The smell of Sam’s signature dish, shepherd’s pie, filled the house. Clementine loved his shepherd’s pie but the girls hated it, which was annoying because it seemed like the sort of nutritious, kid-friendly food they should like, so every week they kept deluding themselves and trying again.
‘When will it ever stop raining?’ asked Holly as she turned off her iPad with all the technological insouciance of a millennium kid. ‘It is actually driving me crazy.’
‘Me too,’ said Clementine. ‘Ruby! Come on! Dinnertime.’
Ruby looked up from where she was sitting in the middle of a circle of dolls and soft toys. She had placed them around her in imitation of ‘story circle’ at day care, and had been pretending to read them a Curious George book, holding it up in the same way that her teacher obviously did, and carefully licking her finger each time she turned the page.
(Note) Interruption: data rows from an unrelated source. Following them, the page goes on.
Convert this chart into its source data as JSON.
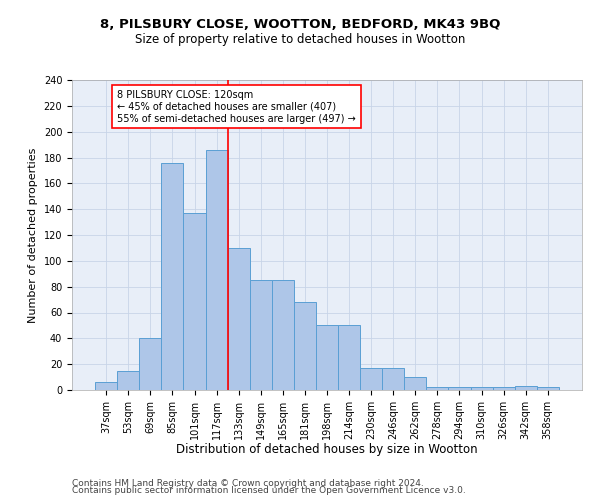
{
  "title1": "8, PILSBURY CLOSE, WOOTTON, BEDFORD, MK43 9BQ",
  "title2": "Size of property relative to detached houses in Wootton",
  "xlabel": "Distribution of detached houses by size in Wootton",
  "ylabel": "Number of detached properties",
  "bar_labels": [
    "37sqm",
    "53sqm",
    "69sqm",
    "85sqm",
    "101sqm",
    "117sqm",
    "133sqm",
    "149sqm",
    "165sqm",
    "181sqm",
    "198sqm",
    "214sqm",
    "230sqm",
    "246sqm",
    "262sqm",
    "278sqm",
    "294sqm",
    "310sqm",
    "326sqm",
    "342sqm",
    "358sqm"
  ],
  "bar_heights": [
    6,
    15,
    40,
    176,
    137,
    186,
    110,
    85,
    85,
    68,
    50,
    50,
    17,
    17,
    10,
    2,
    2,
    2,
    2,
    3,
    2
  ],
  "bar_color": "#aec6e8",
  "bar_edge_color": "#5a9fd4",
  "vline_x": 5.5,
  "vline_color": "red",
  "annotation_text": "8 PILSBURY CLOSE: 120sqm\n← 45% of detached houses are smaller (407)\n55% of semi-detached houses are larger (497) →",
  "annotation_box_color": "white",
  "annotation_box_edge_color": "red",
  "ylim": [
    0,
    240
  ],
  "yticks": [
    0,
    20,
    40,
    60,
    80,
    100,
    120,
    140,
    160,
    180,
    200,
    220,
    240
  ],
  "grid_color": "#c8d4e8",
  "background_color": "#e8eef8",
  "footer1": "Contains HM Land Registry data © Crown copyright and database right 2024.",
  "footer2": "Contains public sector information licensed under the Open Government Licence v3.0.",
  "title1_fontsize": 9.5,
  "title2_fontsize": 8.5,
  "xlabel_fontsize": 8.5,
  "ylabel_fontsize": 8,
  "tick_fontsize": 7,
  "annotation_fontsize": 7,
  "footer_fontsize": 6.5
}
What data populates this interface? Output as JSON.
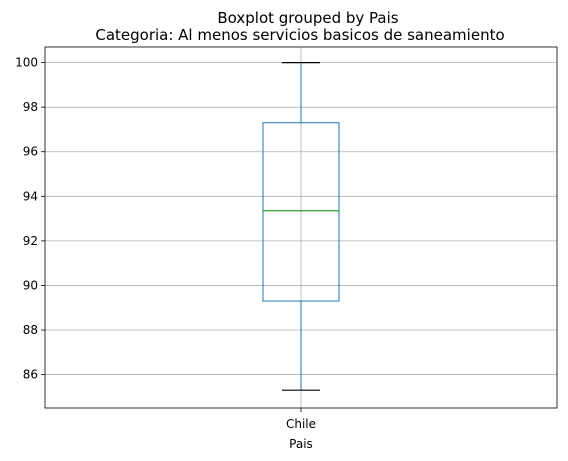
{
  "chart_data": {
    "type": "boxplot",
    "title": "Boxplot grouped by Pais",
    "subtitle": "Categoria: Al menos servicios basicos de saneamiento",
    "xlabel": "Pais",
    "ylabel": "",
    "categories": [
      "Chile"
    ],
    "boxes": [
      {
        "category": "Chile",
        "min": 85.3,
        "q1": 89.3,
        "median": 93.35,
        "q3": 97.3,
        "max": 100.0
      }
    ],
    "ylim": [
      84.5,
      100.7
    ],
    "yticks": [
      86,
      88,
      90,
      92,
      94,
      96,
      98,
      100
    ],
    "grid": true,
    "colors": {
      "box": "#1f77b4",
      "median": "#2ca02c",
      "whisker": "#000000",
      "grid": "#b0b0b0"
    }
  }
}
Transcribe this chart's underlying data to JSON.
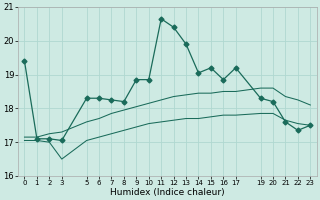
{
  "xlabel": "Humidex (Indice chaleur)",
  "bg_color": "#ceeae3",
  "grid_color": "#b0d8d0",
  "line_color": "#1a6b5a",
  "ylim": [
    16,
    21
  ],
  "xlim": [
    -0.5,
    23.5
  ],
  "yticks": [
    16,
    17,
    18,
    19,
    20,
    21
  ],
  "xtick_positions": [
    0,
    1,
    2,
    3,
    5,
    6,
    7,
    8,
    9,
    10,
    11,
    12,
    13,
    14,
    15,
    16,
    17,
    19,
    20,
    21,
    22,
    23
  ],
  "xtick_labels": [
    "0",
    "1",
    "2",
    "3",
    "5",
    "6",
    "7",
    "8",
    "9",
    "10",
    "11",
    "12",
    "13",
    "14",
    "15",
    "16",
    "17",
    "19",
    "20",
    "21",
    "22",
    "23"
  ],
  "main_x": [
    0,
    1,
    2,
    3,
    5,
    6,
    7,
    8,
    9,
    10,
    11,
    12,
    13,
    14,
    15,
    16,
    17,
    19,
    20,
    21,
    22,
    23
  ],
  "main_y": [
    19.4,
    17.1,
    17.1,
    17.05,
    18.3,
    18.3,
    18.25,
    18.2,
    18.85,
    18.85,
    20.65,
    20.4,
    19.9,
    19.05,
    19.2,
    18.85,
    19.2,
    18.3,
    18.2,
    17.6,
    17.35,
    17.5
  ],
  "low_x": [
    0,
    1,
    2,
    3,
    5,
    6,
    7,
    8,
    9,
    10,
    11,
    12,
    13,
    14,
    15,
    16,
    17,
    19,
    20,
    21,
    22,
    23
  ],
  "low_y": [
    17.05,
    17.05,
    17.0,
    16.5,
    17.05,
    17.15,
    17.25,
    17.35,
    17.45,
    17.55,
    17.6,
    17.65,
    17.7,
    17.7,
    17.75,
    17.8,
    17.8,
    17.85,
    17.85,
    17.65,
    17.55,
    17.5
  ],
  "high_x": [
    0,
    1,
    2,
    3,
    5,
    6,
    7,
    8,
    9,
    10,
    11,
    12,
    13,
    14,
    15,
    16,
    17,
    19,
    20,
    21,
    22,
    23
  ],
  "high_y": [
    17.15,
    17.15,
    17.25,
    17.3,
    17.6,
    17.7,
    17.85,
    17.95,
    18.05,
    18.15,
    18.25,
    18.35,
    18.4,
    18.45,
    18.45,
    18.5,
    18.5,
    18.6,
    18.6,
    18.35,
    18.25,
    18.1
  ],
  "marker": "D",
  "markersize": 2.5,
  "linewidth_main": 0.9,
  "linewidth_band": 0.75,
  "ylabel_fontsize": 6,
  "xlabel_fontsize": 6.5,
  "ytick_fontsize": 6,
  "xtick_fontsize": 5
}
‘It’s nap time!’ said Ruby cheerfully, and knocked the toys into sleeping positions with a casual backhand. Hopefully she hadn’t learned that at day care too.
‘What’s for dinner?’ Holly ran to the table and sat herself up. She grabbed her knife and fork with ominous enthusiasm. ‘Pasta? It’s pasta, right?’
‘It’s shepherd’s pie,’ said Sam as Clementine strapped Ruby into the ‘big girl’ booster seat she now used instead of a high chair.
‘What?’ Holly slumped as if to news of a great injustice. ‘Shepherd’s pie? Again? We had it last night.’
‘You did not have it last night,’ said Sam evenly, putting the plate in front of her. ‘You had pasta with Grandma last night while Mummy and Daddy went out to dinner.’
‘There’s some still in the fridge!’ said Holly excitedly. ‘I remember! We didn’t eat it all! And Grandma said that –’
‘There’s none left in the fridge,’ said Clementine. ‘I ate it last night.’
‘What?’ cried Holly. Life was a series of travesties. ‘But you went to a restaurant!’
‘It wasn’t a very good restaurant, so we came home early,’ said Clementine. Mummy and Daddy can no longer stand to go out to dinner together. Mummy and Daddy no longer like each other very much. Mummy and Daddy might be ‘separating’.
‘What?’
‘Sit up straight, Holly,’ said Clementine mechanically.
Holly squawked.
‘Please don’t make that sound,’ said Clementine. ‘Please.’
Holly made the sound again but softer.
‘Holly.’
‘Yuck,’ said Ruby. She picked up her spoon and held it limply between her fingertips over the plate. She let it swing back and forth. ‘No fank you.’
‘I’ll give you “no fank you”,’ said Sam. ‘Come on, girls. Just a little bit.’
‘Mmmm, delicious,’ said Clementine, taking a mouthful. ‘Good work, Daddy.’
‘Well, I’m not eating any of it,’ said Holly. She folded her arms and pressed her lips together. ‘I have too many tastebuds.’
‘What do you mean you have too many tastebuds?’ said Sam as he determinedly shovelled food into his mouth.
‘Kids have more tastebuds than grown-ups, that’s why it tastes yucky,’ said Holly.
‘She saw it on that TV show,’ said Clementine. ‘Remember? The one with the –’
‘I don’t care how many tastebuds you’ve got,’ said Sam. ‘You can try a mouthful.’
‘Blerk,’ said Holly.
‘Let’s see some good manners,’ said Clementine.